Ein Problem dabei ist leider auch die audauernde Hoffnung, gegen Dummheit und Autoritarismus helfe Bildung. So viel ist daran wahr, dass Bildung nicht zum Schaden wird, wenn sie denn greift. Die Bildung jedoch, die sich nur Facetten ihrer Dichte und Tiefe erreicht, tut dies nicht. Bildungssystemarme Gesellschaften sind ja nicht unbedingt autoritärere.
Nur: Was gehört dann wirklich in einen Kanon der Bildungsidee?
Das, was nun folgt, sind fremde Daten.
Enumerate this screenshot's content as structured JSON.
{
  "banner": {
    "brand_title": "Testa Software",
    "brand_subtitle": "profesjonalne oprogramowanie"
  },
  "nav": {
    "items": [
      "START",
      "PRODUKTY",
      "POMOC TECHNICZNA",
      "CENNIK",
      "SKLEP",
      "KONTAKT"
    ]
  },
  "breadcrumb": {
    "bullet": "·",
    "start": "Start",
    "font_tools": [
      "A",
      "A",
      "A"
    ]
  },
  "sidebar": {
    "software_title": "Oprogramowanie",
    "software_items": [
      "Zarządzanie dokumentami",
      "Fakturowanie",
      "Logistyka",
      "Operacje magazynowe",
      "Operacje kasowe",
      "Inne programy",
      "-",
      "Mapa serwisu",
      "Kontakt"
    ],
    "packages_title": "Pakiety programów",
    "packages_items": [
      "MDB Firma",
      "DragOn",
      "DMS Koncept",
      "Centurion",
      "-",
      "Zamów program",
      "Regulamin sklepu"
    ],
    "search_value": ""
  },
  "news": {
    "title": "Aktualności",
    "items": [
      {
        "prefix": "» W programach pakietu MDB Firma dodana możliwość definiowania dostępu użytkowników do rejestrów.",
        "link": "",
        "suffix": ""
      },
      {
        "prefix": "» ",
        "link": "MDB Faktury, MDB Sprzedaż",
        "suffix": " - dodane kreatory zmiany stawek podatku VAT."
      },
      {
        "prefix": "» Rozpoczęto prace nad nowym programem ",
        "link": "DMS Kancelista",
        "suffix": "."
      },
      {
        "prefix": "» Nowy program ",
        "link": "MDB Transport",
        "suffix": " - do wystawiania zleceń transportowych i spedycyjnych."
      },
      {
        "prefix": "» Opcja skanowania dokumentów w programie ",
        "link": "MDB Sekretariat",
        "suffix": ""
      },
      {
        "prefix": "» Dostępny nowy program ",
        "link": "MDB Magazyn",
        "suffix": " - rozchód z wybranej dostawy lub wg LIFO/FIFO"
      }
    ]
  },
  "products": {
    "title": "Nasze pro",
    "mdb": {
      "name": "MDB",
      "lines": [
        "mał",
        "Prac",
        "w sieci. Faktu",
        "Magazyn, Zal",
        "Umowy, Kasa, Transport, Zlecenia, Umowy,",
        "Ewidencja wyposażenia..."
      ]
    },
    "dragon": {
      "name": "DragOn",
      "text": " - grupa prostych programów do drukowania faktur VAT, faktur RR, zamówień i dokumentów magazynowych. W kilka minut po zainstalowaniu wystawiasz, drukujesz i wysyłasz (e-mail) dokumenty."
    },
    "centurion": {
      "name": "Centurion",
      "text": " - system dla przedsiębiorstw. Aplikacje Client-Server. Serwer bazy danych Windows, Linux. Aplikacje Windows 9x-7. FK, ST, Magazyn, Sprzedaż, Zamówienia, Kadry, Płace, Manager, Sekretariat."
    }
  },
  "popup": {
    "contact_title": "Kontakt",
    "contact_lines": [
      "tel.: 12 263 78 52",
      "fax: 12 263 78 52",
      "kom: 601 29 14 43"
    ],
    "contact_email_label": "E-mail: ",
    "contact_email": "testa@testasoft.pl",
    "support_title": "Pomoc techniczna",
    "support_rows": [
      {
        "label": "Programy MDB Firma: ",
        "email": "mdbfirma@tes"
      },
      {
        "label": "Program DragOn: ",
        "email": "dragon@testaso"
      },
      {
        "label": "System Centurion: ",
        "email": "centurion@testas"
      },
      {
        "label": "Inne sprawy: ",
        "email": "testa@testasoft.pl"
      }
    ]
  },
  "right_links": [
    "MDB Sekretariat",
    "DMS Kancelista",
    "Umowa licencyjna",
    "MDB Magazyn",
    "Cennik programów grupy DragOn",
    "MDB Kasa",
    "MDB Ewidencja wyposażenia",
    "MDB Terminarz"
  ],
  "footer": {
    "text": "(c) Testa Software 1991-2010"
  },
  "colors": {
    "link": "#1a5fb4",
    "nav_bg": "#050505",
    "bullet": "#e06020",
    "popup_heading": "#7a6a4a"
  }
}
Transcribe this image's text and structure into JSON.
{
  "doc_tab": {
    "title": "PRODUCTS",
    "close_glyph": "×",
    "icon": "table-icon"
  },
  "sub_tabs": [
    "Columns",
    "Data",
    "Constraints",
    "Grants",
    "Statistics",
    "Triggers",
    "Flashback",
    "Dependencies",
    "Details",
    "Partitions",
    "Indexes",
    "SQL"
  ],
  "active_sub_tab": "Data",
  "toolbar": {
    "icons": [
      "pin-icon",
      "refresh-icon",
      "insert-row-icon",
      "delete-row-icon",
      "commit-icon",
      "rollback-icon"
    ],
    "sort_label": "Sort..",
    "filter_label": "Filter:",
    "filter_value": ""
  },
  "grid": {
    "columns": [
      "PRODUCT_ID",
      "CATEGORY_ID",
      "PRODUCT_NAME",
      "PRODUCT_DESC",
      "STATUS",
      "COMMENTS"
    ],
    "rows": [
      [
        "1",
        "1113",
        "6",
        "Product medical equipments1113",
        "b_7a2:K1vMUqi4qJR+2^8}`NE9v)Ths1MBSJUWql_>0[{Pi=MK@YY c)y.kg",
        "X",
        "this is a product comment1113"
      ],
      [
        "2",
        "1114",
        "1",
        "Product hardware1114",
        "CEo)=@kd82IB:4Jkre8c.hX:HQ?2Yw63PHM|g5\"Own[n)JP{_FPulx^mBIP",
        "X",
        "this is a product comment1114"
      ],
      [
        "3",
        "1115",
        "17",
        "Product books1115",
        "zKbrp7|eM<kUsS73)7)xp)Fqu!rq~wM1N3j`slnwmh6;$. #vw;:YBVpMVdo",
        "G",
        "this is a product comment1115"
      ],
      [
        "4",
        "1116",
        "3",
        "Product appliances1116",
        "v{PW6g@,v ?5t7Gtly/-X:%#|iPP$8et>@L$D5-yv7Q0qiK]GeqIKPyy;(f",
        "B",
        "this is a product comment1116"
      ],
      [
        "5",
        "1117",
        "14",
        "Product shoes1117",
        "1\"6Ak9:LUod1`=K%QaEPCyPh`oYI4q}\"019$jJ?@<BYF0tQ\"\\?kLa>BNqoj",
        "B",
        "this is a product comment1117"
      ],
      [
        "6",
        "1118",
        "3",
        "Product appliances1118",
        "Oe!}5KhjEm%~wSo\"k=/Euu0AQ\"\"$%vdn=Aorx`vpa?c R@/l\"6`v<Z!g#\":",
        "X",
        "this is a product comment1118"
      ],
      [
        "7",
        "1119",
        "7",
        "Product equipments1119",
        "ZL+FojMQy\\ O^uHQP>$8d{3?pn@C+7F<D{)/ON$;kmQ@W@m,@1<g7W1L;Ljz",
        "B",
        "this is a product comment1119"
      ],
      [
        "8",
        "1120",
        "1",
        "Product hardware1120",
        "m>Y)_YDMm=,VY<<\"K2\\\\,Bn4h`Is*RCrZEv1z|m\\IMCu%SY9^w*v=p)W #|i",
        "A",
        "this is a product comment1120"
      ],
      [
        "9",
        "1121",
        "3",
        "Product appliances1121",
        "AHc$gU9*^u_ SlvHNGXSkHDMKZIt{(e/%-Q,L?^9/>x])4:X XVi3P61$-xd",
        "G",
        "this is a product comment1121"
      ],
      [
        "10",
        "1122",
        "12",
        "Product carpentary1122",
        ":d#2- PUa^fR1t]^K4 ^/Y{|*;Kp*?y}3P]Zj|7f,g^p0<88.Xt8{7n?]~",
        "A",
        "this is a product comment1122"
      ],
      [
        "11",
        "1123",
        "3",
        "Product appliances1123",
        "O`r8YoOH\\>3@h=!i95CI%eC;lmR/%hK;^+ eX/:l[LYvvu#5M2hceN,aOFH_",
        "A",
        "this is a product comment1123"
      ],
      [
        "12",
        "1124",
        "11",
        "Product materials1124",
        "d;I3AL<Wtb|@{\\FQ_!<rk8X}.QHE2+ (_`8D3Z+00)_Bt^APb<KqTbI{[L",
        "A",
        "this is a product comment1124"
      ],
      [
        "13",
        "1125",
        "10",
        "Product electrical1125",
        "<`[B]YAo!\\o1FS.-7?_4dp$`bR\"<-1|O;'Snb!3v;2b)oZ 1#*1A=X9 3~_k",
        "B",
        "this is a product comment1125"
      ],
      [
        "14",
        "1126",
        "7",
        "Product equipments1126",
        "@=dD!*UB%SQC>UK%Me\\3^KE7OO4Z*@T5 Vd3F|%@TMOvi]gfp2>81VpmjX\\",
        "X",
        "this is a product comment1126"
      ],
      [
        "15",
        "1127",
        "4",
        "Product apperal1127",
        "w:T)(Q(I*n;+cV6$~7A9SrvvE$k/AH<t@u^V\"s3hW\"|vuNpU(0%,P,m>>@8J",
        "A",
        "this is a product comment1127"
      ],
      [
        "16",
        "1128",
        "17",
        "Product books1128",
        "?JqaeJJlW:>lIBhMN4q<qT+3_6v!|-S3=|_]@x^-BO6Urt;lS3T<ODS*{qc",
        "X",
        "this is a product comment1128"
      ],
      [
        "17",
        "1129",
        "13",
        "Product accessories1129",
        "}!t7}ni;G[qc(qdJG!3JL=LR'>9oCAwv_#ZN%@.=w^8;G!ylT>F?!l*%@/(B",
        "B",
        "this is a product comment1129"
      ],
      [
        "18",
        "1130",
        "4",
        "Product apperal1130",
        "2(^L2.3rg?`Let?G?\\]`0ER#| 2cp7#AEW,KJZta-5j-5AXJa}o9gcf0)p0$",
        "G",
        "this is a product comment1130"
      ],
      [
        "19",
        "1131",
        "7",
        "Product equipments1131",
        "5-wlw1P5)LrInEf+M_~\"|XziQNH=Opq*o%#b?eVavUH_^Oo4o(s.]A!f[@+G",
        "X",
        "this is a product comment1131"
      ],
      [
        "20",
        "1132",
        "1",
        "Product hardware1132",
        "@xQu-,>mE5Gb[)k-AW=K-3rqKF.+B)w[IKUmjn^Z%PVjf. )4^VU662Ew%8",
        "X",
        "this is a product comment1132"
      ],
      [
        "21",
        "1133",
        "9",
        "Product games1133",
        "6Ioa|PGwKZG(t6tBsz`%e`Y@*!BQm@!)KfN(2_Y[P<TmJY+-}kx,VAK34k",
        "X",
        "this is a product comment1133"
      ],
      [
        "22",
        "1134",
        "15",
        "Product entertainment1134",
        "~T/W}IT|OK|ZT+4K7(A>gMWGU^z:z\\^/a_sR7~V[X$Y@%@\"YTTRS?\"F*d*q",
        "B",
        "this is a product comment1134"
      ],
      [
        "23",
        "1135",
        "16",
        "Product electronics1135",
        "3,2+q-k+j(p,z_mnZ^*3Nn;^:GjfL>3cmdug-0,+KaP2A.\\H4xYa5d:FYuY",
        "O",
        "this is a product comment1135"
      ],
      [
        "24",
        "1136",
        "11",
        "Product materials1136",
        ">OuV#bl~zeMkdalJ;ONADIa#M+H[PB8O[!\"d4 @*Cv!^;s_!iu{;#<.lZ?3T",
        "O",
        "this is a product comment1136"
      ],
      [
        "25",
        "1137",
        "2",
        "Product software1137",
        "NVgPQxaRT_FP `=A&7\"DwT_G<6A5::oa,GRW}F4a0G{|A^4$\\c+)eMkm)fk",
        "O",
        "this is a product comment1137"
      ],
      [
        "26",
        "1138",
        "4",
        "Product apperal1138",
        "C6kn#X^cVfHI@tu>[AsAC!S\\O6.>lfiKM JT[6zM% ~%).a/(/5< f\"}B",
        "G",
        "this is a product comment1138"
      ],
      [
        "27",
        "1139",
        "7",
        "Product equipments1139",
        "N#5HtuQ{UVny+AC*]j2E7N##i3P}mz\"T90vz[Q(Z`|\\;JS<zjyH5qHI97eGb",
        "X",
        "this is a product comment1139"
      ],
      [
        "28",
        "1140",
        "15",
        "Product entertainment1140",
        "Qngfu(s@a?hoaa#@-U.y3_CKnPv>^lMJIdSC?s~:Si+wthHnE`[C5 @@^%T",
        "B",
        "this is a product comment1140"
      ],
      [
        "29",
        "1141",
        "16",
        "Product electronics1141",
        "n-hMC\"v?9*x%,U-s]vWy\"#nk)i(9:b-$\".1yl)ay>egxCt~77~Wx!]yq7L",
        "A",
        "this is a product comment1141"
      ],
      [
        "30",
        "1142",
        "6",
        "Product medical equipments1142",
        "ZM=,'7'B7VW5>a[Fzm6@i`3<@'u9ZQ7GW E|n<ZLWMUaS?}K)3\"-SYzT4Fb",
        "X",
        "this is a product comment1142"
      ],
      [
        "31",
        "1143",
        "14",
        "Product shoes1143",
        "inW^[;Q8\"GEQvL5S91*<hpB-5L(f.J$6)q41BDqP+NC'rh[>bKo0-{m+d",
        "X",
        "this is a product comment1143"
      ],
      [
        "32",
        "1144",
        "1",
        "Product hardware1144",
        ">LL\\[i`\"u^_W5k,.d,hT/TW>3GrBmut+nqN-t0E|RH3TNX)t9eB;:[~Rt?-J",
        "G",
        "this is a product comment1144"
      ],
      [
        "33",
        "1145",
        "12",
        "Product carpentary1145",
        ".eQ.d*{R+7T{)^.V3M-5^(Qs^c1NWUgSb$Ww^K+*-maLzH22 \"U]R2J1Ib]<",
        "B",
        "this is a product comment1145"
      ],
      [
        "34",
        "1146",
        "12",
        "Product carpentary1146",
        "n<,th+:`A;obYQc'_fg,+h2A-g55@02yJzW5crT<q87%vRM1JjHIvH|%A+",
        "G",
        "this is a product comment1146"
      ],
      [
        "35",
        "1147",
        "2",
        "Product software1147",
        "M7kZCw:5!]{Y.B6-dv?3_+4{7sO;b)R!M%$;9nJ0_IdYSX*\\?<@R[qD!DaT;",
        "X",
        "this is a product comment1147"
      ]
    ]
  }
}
Oder wäre das der Begriff von Bildung, der seinem eigenen Verständnis eben entgegensteht. Ist Bildung dann nicht eher nur zu verstehen als das, was nicht im Kanon aufgeht, sondern in seiner Bewegung und seiner andauernden Kritik. Und ist es nicht genau das auch, was diesen Begriff von Bildung von dem unterscheidet, der sich im Autoritarismus beispielsweise der Faschist:innen von links, von rechts und aus der Mitte ausdrückt?